En comparant les modèles d’expression génique de 26 espèces avec des durées de vie différentes, les biologistes de l’Université de Rochester ont découvert que les caractéristiques des différents gènes étaient contrôlées par des réseaux circadiens ou de pluripotence. Crédit : Illustration Université de Rochester / Julia Joshpe

Comparer les gènes de longévité

Avec des durées de vie maximales allant de deux ans (musaraignes) à 41 ans (rats-taupes nus), les chercheurs ont analysé les schémas d’expression génique de 26 espèces de mammifères. Ils ont découvert des milliers de gènes corrélés positivement ou négativement avec la longévité et liés à la durée de vie maximale d’une espèce.

Ils ont découvert que les espèces à longue durée de vie ont souvent une faible expression des gènes impliqués dans le métabolisme énergétique et l’inflammation ; et une forte expression de gènes impliqués dans[{” attribute=””>DNA repair,

Two pillars of longevity

When the researchers analyzed the mechanisms that regulate the expression of these genes, they found two major systems at play. The negative lifespan genes—those involved in energy metabolism and inflammation—are controlled by circadian networks. That is, their expression is limited to a particular time of day, which may help limit the overall expression of the genes in long-lived species.

This means we can exercise at least some control over the negative lifespan genes.

“To live longer, we have to maintain healthy sleep schedules and avoid exposure to light at night as it may increase the expression of the negative lifespan genes,” Gorbunova says.

On the other hand, positive lifespan genes—those involved in DNA repair, RNA transport, and microtubules—are controlled by what is called the pluripotency network. The pluripotency network is involved in reprogramming somatic cells—any cells that are not reproductive cells—into embryonic cells, which can more readily rejuvenate and regenerate, by repackaging DNA that becomes disorganized as we age.

“We discovered that evolution has activated the pluripotency network to achieve a longer lifespan,” Gorbunova says.

The pluripotency network and its relationship to positive lifespan genes is, therefore “an important finding for understanding how longevity evolves,” Seluanov says. “Furthermore, it can pave the way for new antiaging interventions that activate the key positive lifespan genes.
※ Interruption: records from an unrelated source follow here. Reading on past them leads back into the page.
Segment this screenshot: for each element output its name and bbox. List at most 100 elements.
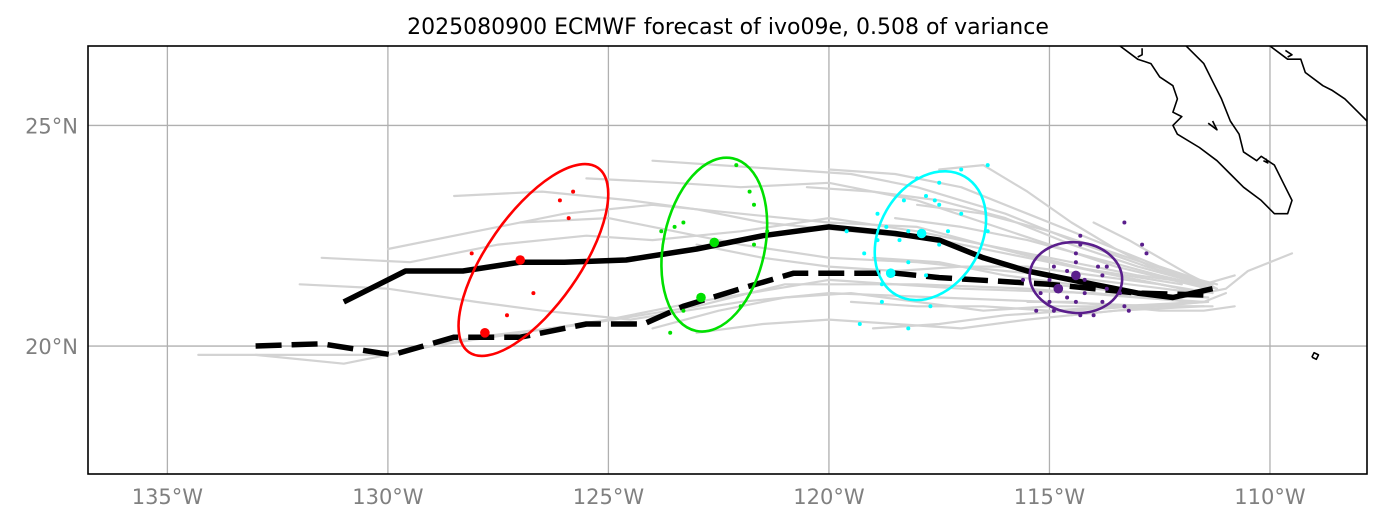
ensemble-position-point — [901, 198, 906, 203]
coastline — [1137, 48, 1143, 58]
ensemble-position-point — [924, 194, 928, 198]
ensemble-position-point — [1122, 220, 1127, 225]
ensemble-position-point — [906, 326, 911, 331]
uncertainty-ellipse — [660, 156, 769, 333]
ensemble-track — [1004, 247, 1236, 286]
ensemble-position-point — [879, 282, 884, 287]
ensemble-position-point — [681, 220, 686, 225]
ensemble-position-point — [752, 202, 756, 207]
x-tick-label: 125°W — [573, 485, 645, 509]
track-position-marker — [696, 292, 706, 303]
ensemble-position-point — [897, 238, 902, 243]
ensemble-position-point — [937, 242, 942, 247]
coastline — [1269, 46, 1367, 122]
ensemble-position-point — [1078, 313, 1083, 318]
ensemble-position-point — [1034, 308, 1039, 313]
ensemble-position-point — [875, 238, 880, 243]
track-position-marker — [1071, 270, 1081, 281]
ensemble-positions-layer — [469, 163, 1149, 338]
ensemble-position-point — [1140, 242, 1145, 247]
ensemble-position-point — [505, 313, 509, 318]
ensemble-position-point — [937, 202, 942, 207]
ensemble-position-point — [1038, 291, 1043, 296]
ensemble-position-point — [1126, 308, 1131, 313]
ensemble-track — [453, 190, 1205, 295]
ensemble-position-point — [928, 304, 933, 309]
ensemble-track — [938, 164, 1214, 286]
mean-tracks-layer — [255, 224, 1214, 358]
ensemble-position-point — [985, 229, 990, 234]
ensemble-position-point — [1100, 299, 1105, 304]
ensemble-position-point — [844, 229, 849, 234]
y-tick-label: 20°N — [25, 335, 78, 359]
track-position-marker — [515, 255, 525, 265]
ensemble-position-point — [1065, 269, 1070, 273]
x-tick-label: 120°W — [793, 485, 865, 509]
ensemble-position-point — [879, 299, 884, 304]
ensemble-position-point — [884, 224, 889, 229]
ensemble-position-point — [1047, 299, 1052, 304]
uncertainty-ellipse — [1028, 240, 1124, 315]
ensemble-position-point — [1021, 277, 1025, 282]
ensemble-position-point — [469, 251, 474, 256]
x-tick-label: 130°W — [352, 485, 424, 509]
ensemble-position-point — [1047, 277, 1052, 282]
x-tick-label: 115°W — [1014, 485, 1086, 509]
ensemble-position-point — [985, 163, 990, 168]
plot-area — [197, 46, 1367, 365]
y-tick-label: 25°N — [25, 114, 78, 138]
ensemble-position-point — [915, 176, 920, 181]
ensemble-position-point — [1104, 264, 1109, 269]
ensemble-position-point — [1078, 233, 1083, 238]
ensemble-position-point — [875, 211, 880, 216]
ensemble-position-point — [1051, 308, 1056, 313]
ensemble-position-point — [862, 251, 867, 256]
coastline-layer — [1119, 46, 1367, 361]
ensemble-position-point — [1118, 291, 1122, 296]
ensemble-position-point — [1091, 313, 1096, 318]
mean-track-solid — [342, 224, 1214, 305]
ensemble-track — [1092, 221, 1219, 290]
x-tick-label: 110°W — [1234, 485, 1306, 509]
ensemble-track — [805, 186, 1205, 286]
coastline — [1207, 120, 1218, 131]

We would expect that successful antiaging interventions would include increasing the expression of the positive lifespan genes and decreasing the expression of negative lifespan genes.”

Reference: “Comparative transcriptomics reveals circadian and pluripotency networks as two pillars of longevity regulation” by J. Yuyang Lu, Matthew Simon, Yang Zhao, Julia Ablaeva, Nancy Corson, Yongwook Choi, KayLene Y.H. Yamada, Nicholas J. Schork, Wendy R. Hood, Geoffrey E. Hill, Richard A. Miller, Andrei Seluanov and Vera Gorbunova, 16 May 2022, Cell Metabolism.
DOI: 10.1016/j.cmet.2022.04.011

The study was funded by the National Institute on Aging.